Criticism of Orphanages
Since the late nineteenth century, the child welfare movement had been critical of how institutionalization impacted the psychological development of orphans. For example, the Fédération nationale Saint-Jean-Baptiste, a feminist association led by Marie Gérin-Lajoie, had long proposed giving pensions to needy mothers who would otherwise be forced by poverty to place their children in an orphanage. The same idea was championed by various Protestant groups, including the Society for the Protection of Women and Children, which also promoted adoption and foster care as alternatives to institutionalization. In fact, foster care became the preferred method under the (Protestant) Montreal Council of Social Agencies and the Children’s Bureau by 1924.

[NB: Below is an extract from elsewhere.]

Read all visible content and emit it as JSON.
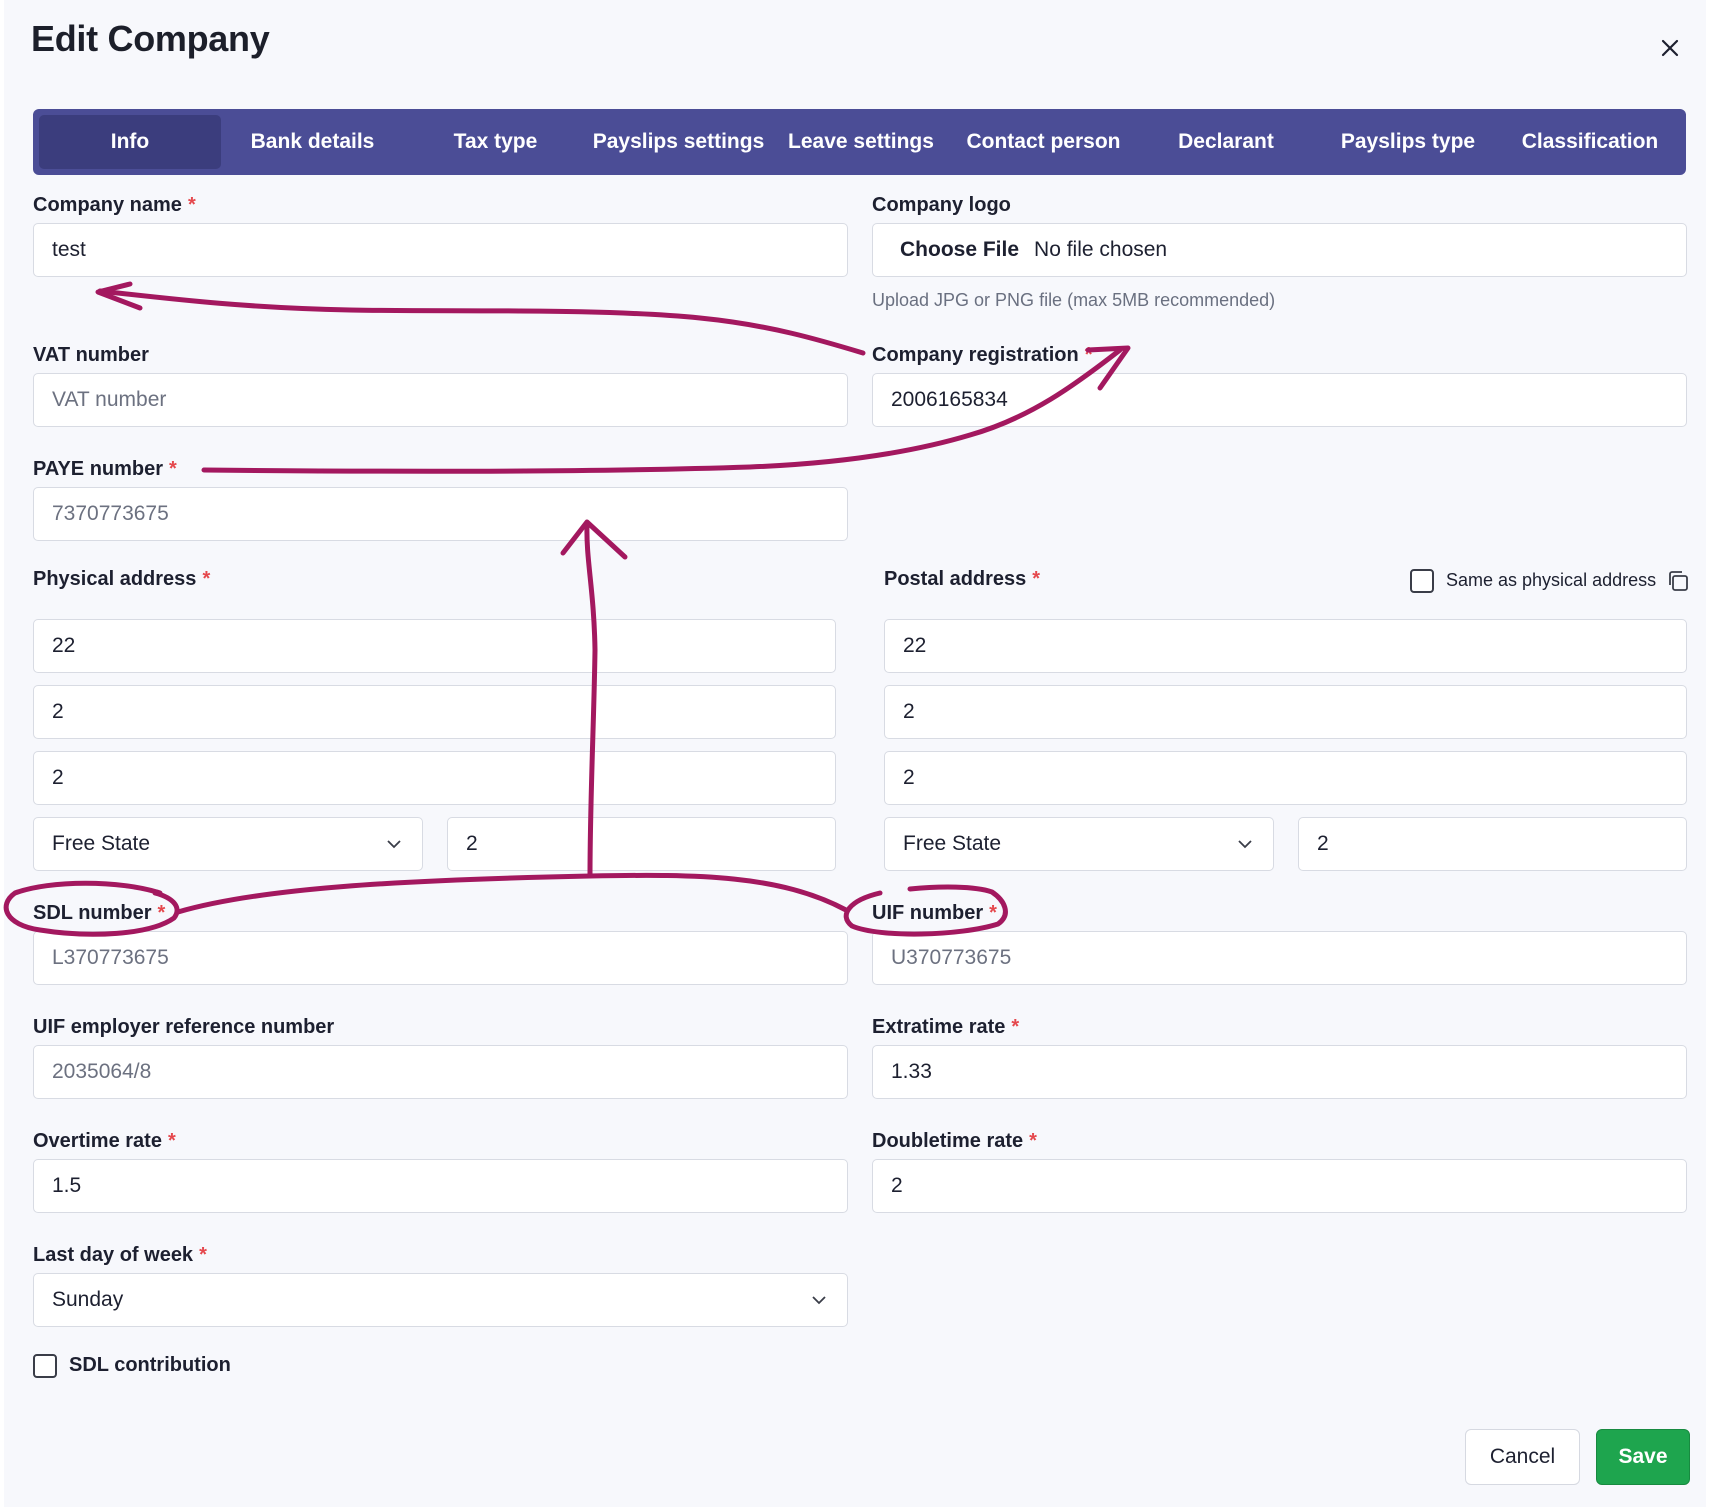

When a program of allowances for mothers in need was introduced by the Quebec government in 1937, not only were the amounts provided very small, but restrictive criteria were designed to exclude many women—including single mothers who still had little choice but to abandon their “children of sin.” As a result, despite the persistent criticism of institutionalization and the availability of allowances for needy mothers, Quebec orphanages continued to play a significant role in caring for children until the 1960s.
Adoption
Before 1924, Quebec lacked any legal framework for adoption. Informal arrangements created no legal relationship between the child and the adoptive family. In cases of so-called illegitimate births, the “biological” father retained his right to come forward and take custody of the child at any time. This possibility strongly discouraged many interested couples from adopting. The religious communities running Quebec nurseries recognized that the lack of a formal adoption process was partly responsible for overcrowding in their institutions. They made a joint request for the Taschereau government to develop a legal framework, which was ultimately defined by the 1924 Act Respecting Adoption. Apart from a few amendments to the legislation made the following year (requirement to adopt a child of the same religion as oneself, continued recognition of paternal authority in the case of so-called legitimate births), this legal framework remained essentially unchanged until the early 1970s.